On 02/11/2015 08:27 AM, Victor L wrote:
Laura, thanks for the answer - it works. Is there some equivalent of
"include" to expose every function in that script?
Thanks again,
-V

Please don't top-post, and please use text email, not html.  Thank you.

yes, as sohcahto...@gmail.com pointed out, you can do

from mydef import *

But this is nearly always bad practice. If there are only a few functions you need access to, you should do

from mydef import Fatalln, func2, func42

and if there are tons of them, you do NOT want to pollute your local namespace with them, and should do:

import mydef

x = mydef.func2()   # or whatever

The assumption is that when the code is in an importable module, it'll be maintained somewhat independently of the calling script/module. For example, if you're using a third party library, it could be updated without your having to rewrite your own calling code.

So what happens if the 3rd party adds a new function, and you happen to have one by the same name. If you used the import* semantics, you could suddenly have broken code, with the complaint "But I didn't change a thing."

Similarly, if you import from more than one module, and use the import* form, they could conflict with each other. And the order of importing will (usually) determine which names override which ones.

The time that it's reasonable to use import* is when the third-party library already recommends it. They should only do so if they have written their library to only expose a careful subset of the names declared, and documented all of them. And when they make new releases, they're careful to hide any new symbols unless carefully documented in the release notes, so you can manually check for interference.

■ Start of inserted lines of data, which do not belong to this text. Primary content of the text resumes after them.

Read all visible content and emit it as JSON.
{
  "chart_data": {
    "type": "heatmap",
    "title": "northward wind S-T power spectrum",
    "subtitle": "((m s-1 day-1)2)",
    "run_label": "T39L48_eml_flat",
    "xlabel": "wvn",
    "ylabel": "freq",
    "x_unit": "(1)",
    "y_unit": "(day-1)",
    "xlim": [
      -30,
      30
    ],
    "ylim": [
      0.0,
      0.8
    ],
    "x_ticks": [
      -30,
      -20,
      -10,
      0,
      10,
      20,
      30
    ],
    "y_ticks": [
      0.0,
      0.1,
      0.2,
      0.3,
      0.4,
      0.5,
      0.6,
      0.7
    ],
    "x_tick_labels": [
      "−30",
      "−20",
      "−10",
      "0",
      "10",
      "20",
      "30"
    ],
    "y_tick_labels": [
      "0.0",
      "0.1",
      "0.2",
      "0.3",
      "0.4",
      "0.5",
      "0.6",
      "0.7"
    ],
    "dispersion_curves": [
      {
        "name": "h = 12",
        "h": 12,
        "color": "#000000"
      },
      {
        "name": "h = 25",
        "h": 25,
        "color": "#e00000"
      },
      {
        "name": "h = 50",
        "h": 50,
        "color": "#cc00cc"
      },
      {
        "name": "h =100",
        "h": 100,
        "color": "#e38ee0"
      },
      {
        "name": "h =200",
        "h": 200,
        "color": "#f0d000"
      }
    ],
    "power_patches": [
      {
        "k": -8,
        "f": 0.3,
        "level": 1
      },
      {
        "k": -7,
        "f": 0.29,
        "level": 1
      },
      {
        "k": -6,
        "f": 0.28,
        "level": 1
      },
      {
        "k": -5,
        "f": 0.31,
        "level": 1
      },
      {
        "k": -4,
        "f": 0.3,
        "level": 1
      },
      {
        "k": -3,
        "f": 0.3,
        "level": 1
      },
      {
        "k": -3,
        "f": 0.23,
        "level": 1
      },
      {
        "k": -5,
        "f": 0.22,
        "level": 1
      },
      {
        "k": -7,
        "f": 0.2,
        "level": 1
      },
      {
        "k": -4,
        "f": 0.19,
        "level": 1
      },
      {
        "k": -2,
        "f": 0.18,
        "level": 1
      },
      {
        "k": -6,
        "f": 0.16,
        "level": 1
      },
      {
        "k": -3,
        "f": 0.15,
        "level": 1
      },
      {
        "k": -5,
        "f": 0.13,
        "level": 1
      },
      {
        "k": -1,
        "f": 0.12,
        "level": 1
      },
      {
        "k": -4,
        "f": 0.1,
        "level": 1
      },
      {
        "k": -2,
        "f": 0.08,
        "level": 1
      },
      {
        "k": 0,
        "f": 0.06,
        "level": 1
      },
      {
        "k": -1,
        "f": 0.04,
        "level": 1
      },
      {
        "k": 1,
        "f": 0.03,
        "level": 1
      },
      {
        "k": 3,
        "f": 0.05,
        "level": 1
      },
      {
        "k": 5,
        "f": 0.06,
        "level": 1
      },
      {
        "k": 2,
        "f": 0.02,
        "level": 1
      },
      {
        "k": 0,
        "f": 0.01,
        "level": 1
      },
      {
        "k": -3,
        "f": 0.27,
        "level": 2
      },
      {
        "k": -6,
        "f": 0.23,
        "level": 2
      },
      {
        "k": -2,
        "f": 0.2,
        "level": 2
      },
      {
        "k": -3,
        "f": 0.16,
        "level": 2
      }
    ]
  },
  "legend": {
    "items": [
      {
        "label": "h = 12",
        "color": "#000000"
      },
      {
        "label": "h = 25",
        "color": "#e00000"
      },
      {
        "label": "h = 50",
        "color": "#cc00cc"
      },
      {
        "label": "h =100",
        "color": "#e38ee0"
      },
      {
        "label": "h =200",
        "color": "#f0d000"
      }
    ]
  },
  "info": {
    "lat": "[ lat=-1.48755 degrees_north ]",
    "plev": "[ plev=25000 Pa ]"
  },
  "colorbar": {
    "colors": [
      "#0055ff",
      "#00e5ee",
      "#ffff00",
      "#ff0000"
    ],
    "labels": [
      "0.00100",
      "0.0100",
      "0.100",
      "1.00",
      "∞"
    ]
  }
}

Incidentally, this is also true of the standard library. There are symbols that are importable from multiple places, and sometimes they have the same meanings, sometimes they don't. An example (in Python 2.7) of the latter is os.walk and os.path.walk

When I want to use one of those functions, I spell it out:
     for dirpath, dirnames, filenames in os.walk(topname):

That way, there's no doubt in the reader's mind which one I intended.